Hace un tiempo escuché a Juan Pablo Fusi que el franquismo no había sido un ‘Estado de Derecho’, pero sí un ‘Estado con Derecho’. Pese a que el historiador no reivindicó la paternidad de la frase, me pareció toda una osadía por su parte proclamarla en voz alta… en la era del tuit; pero en todo caso, resultó una osadía altamente reveladora. Efectivamente, el franquismo se parecía a la democracia lo que un huevo a una castaña, y sus llamadas Cortes eran en sí mismas una excepción in términis de la soberanía popular y parlamentaria. Sin embargo, es cierto que el ‘régimen’ contaba con sus propias leyes y, bien que mal -también con sus convenidas excepciones- las aplicaba. No es casualidad que la Transición se articulara jurídicamente, ‘de la ley a la ley’. Ni que el famoso e histórico ‘hará-kiri´ de aquellos provectos procuradores del Reino viniera precedido de la lectura solemne de un texto articulado y hasta de una retórica votación.
Tuvo que llegar la Constitución para que los españoles conociéramos la enorme diferencia que conlleva una mera proposición entre dos mismas palabras: de ‘Estado con Derecho’ a ‘Estado de Derecho’. Ahora, la ley no iba a ser solo una circunstancia, un condicionante, un elemento añadido o convenido al sustantivo del poder. Justo al revés, el poder iba a quedar supeditado a la propia ley. En el Estado de Derecho, la ley pasaba a ser el sustantivo.
Claro que para que la diferencia gramatical fuera real se exigía una novedad tan importante como la separación de poderes. Era fundamental que las leyes las elaboraran los políticos elegidos y que las aplicaran los jueces. Sin vasos comunicantes. Sin intromisiones.
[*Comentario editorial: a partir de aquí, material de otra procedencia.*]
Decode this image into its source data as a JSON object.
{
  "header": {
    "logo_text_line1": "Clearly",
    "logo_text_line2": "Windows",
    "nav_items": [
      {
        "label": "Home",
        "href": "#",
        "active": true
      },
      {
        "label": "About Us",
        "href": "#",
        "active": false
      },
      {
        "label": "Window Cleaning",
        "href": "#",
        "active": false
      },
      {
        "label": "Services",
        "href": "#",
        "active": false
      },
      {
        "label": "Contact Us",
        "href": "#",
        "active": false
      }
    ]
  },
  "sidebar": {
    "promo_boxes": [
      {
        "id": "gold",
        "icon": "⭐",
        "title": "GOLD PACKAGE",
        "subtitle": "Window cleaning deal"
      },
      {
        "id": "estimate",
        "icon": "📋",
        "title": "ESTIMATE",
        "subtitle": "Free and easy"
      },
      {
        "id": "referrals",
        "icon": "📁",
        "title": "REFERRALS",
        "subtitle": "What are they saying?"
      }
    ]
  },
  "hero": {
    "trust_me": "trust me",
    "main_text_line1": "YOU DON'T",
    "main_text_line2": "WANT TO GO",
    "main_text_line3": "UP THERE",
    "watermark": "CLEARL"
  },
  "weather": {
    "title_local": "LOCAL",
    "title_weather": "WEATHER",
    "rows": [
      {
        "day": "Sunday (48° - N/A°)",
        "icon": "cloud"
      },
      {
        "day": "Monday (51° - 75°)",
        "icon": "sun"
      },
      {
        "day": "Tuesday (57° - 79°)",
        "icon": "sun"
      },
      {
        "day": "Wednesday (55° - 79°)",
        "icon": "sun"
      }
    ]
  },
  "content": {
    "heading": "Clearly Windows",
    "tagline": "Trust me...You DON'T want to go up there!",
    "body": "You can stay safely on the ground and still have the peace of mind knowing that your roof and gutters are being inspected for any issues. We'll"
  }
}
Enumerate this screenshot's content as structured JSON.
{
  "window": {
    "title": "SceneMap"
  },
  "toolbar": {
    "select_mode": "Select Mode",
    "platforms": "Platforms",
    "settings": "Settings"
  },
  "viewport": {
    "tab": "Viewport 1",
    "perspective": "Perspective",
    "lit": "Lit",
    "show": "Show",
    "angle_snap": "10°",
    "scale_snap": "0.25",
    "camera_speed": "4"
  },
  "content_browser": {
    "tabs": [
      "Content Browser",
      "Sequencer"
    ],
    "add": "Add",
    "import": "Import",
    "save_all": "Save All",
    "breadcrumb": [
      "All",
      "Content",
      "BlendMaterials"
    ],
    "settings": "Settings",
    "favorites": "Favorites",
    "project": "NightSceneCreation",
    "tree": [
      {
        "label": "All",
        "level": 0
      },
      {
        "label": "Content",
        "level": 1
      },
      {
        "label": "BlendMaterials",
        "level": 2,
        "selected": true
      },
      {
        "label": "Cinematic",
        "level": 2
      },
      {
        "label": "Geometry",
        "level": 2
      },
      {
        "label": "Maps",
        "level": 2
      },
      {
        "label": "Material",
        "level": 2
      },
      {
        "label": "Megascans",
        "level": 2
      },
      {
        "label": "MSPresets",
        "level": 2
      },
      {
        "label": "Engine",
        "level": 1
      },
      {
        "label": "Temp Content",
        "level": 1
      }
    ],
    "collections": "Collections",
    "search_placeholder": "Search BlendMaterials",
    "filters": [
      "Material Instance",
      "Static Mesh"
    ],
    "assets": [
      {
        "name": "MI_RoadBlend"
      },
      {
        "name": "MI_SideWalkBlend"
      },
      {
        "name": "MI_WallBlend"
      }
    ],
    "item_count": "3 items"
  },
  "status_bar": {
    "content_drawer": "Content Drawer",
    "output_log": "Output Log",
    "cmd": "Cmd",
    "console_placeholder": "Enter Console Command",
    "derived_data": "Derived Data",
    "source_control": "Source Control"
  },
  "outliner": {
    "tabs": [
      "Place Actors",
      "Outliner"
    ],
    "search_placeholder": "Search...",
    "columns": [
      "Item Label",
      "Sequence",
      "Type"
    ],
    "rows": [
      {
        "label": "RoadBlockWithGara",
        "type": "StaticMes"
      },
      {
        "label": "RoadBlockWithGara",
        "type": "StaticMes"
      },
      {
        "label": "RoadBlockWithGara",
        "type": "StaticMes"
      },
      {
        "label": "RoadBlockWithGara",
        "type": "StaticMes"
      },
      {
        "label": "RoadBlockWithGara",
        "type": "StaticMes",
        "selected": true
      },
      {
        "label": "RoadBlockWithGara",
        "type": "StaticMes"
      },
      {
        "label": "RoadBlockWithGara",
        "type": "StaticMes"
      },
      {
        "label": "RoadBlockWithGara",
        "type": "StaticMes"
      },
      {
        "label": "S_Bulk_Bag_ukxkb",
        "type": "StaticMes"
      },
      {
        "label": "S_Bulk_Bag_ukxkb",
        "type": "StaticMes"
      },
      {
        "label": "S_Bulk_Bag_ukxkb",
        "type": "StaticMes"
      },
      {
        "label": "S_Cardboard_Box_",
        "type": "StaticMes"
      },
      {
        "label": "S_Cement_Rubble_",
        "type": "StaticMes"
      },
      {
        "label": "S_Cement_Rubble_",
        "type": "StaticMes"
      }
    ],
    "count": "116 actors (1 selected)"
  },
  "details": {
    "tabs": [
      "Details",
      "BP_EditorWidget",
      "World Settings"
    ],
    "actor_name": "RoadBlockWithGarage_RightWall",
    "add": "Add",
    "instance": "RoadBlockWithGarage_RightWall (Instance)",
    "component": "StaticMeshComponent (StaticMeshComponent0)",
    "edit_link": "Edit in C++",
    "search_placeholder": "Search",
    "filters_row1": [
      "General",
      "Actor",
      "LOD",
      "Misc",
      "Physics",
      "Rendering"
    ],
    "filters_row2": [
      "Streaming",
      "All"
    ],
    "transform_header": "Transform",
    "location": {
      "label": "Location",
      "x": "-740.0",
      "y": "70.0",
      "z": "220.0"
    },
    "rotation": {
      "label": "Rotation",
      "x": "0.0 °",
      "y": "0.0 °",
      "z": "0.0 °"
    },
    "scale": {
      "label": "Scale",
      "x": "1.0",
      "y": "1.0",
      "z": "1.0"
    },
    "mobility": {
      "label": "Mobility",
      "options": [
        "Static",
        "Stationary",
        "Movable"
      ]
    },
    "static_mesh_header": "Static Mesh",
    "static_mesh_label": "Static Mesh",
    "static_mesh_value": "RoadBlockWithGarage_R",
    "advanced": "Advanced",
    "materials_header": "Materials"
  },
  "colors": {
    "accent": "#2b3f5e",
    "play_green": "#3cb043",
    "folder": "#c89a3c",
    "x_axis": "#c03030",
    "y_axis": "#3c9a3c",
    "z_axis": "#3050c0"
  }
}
Tuvo que llegar la Constitución para que los españoles conociéramos la enorme diferencia que conlleva una mera proposición entre dos mismas palabras: de ‘Estado con Derecho’ a ‘Estado de Derecho’. Ahora, la ley no iba a ser solo una circunstancia, un condicionante, un elemento añadido o convenido al sustantivo del poder. Justo al revés, el poder iba a quedar supeditado a la propia ley
El ‘régimen del 78’ soportó, sin llegar a romper sus costuras, que el Parlamento extendiera desde el año 85 -casi desde su estreno- su influencia directa sobre el Gobierno de los jueces. Y el propio Poder Judicial lo había resistido, con innegable desgaste pero con notable dignidad. Pero a lo que nunca se había enfrentado el ‘Estado de Derecho’ es a que fuera el propio Poder Ejecutivo el que invadiera los demás poderes. La declaración del Estado de alarma sin control legislativo y por un tiempo 12 veces superior al establecido por la Constitución; el amago de rebaja de mayorías en la elección de vocales del CGPJ; el pase -efectivo e inmediato- de un ministro de Justicia a Fiscal General del Estado; la proyectada reforma a la carta de los delitos de rebelión y sedición… son solo algunos síntomas del riesgo de evolución a un… “Derecho de Estado’.
En realidad no es un fenómeno del todo nuevo. En décadas de democracia, los embates de la política han afectado seriamente a este equilibrio trinitario -Ejecutivo, Legislativo, Judicial-; un equilibrio seriamente sostenido en más de una ocasión por ese otro ‘Cuarto Poder’ tácito que representa la prensa. De no ser por sus descubrimientos de papel, probablemente esa mutación gramatical, esa vieja persistencia de la razón de Estado, habría cobrado cuerpo en la arquitectura institucional de España. No hay más que recordar los procesos judiciales contra los Gal en pleno felipismo, o las investigaciones sobre las escuchas ilegales del Cesid…
Pero tampoco está de más señalar ese ‘Derecho de Estado’ como una amenaza vigente ahora que la democracia, en medio de una especie de ‘crisis de los cuarenta’, acusa un envejecimiento prematuro. No se trata solo de la tentación de patrimonializar el Estado con leyes de parte: Cada amenaza verbal de un miembro del Gobierno al estamento judicial, cada envalentonamiento político frente a los procesos, cada acusación de ideologización y de interés corporativo o personal en las decisiones jurídicas… representa un piquete en el armazón, hoy calcáreo, del Estado.